My preliminary conclusion for now is that it's a single core bottleneck... unicode searching in general is already slow, not sure if these source files are stored in unicode/utf8 format. This is also noticed by SQL server guys, ASCII vs UNICODE can be 8 times faster.

Anyway, I notice textpad is only using 1 core.

So my enhancement suggestion is: implemented multi-threaded searching.

This vitelab code base is a nice example of a real world performance bottleneck, and it suxxx.

Bye for now,
Skybuck.

Re: Searching in text/unicode(?) files is way too slow for software development project.

Posted: Sun Oct 13, 2024 12:22 pm
by AmigoJack
That implies that disk access could be parallelized, too.
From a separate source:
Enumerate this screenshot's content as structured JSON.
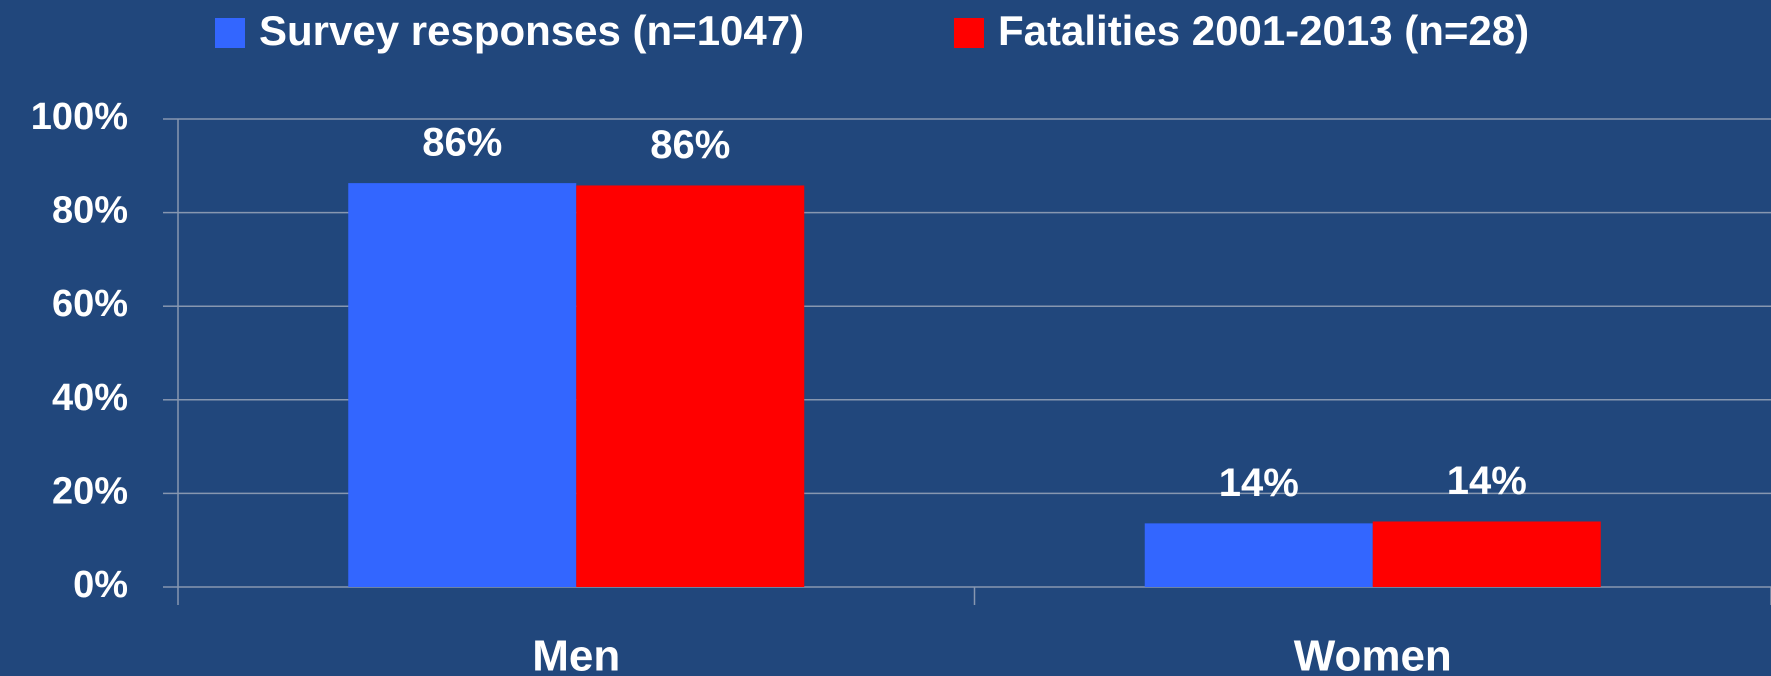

Which is either physically not possible, or the OS's API is limiting it by needing file objects (including folders) to be enumerated. Judging by your previous posts you're quick with false assumptions.

Which other program is able to search your 70k files quicker while also supporting/recognizing multiple text encodings? And which achieves this by a multi-core approach? Have the "SQL server guys" also told you that UTF-32 would be as fast as ASCII, too?

Re: Searching in text/unicode(?) files is way too slow for software development project.

Posted: Sun Oct 13, 2024 12:50 pm
by Skybuck
Youtube video playlist of the unpacking, connecting and using of this device:

https://youtube.com/playlist?list=PL0HG ... 3PXDGmG8fy

^ Showing CPU bottleneck, using only 1 core.

Well you quick to the blame the user.

As a matter of fact I did try another search program, it's called findstr a utility within windows (found it while googling for a better search program).

This findstr found files much faster... however it does not produce nice output like textpad does, textpad shows the found line of text to get an idea in what kind of line it is.

It is unlikely that utf32 would be as fast as ascii simply because it would consume 4x times the amount of L1 data cache space and thus less utilization of L1 data cache. However they did mentioned utf32 brings back some performance.

Also I am not yet sure what kind of encoding is used, the bottleneck seems to be cpu/1 core so that is a starting point to improving performance.

I would assume windows 11 will allow the opening of multiple files and acquiring folder information quite fast... I would be surprised if multi threading would not improve upon it...

I tried to answer some of your question, but this is "research" in progress and hope to work it out with textpad... for now a lazy approach is taking to slowly come to the bottom of this ! At least thx for listening.

Re: Searching in text/unicode(?) files is way too slow for software development project.

Posted: Sun Oct 13, 2024 5:23 pm
by AmigoJack
FINDSTR is at least 25 years old and has its bugs and weird behavior. Most of all it won't support anything with a NUL byte, which means UTF-16, UTF-32 and others, while TextPad can handle them. The regex engine can't be trusted either. It may be faster, but much more unreliable - it's your choice. If you check its parameters you may want to use /N for printing a line number with each match. It's for the command line and is a nice tool to have there tho.

On your 64 bit platform memory is read in blocks of 8 bytes - that means 2 UTF-32 codepoints at once. Likewise on 32 bit platforms 4 bytes are read at once (a DWORD). No slowdown here. And TextPad isn't that naive to read a f.e. 12 GiB text file fully into memory before searching in it, so the amount of space to consume is no critical point either (try that with FINDSTR). UTF-16 and UTF-8 have to parsed, since the amount of bytes per codepoint vary - it's natural that it needs more processing (time).

Neither does Windows 11 (nor did any older version) "open" multiple files in parallel - it's still a preemptive kernel which has to, at some point, do things in a row. You just get the impression of "multiple", but if we'd hook that process to put delays into those actions you would see all those files "open" one after the other, not at once.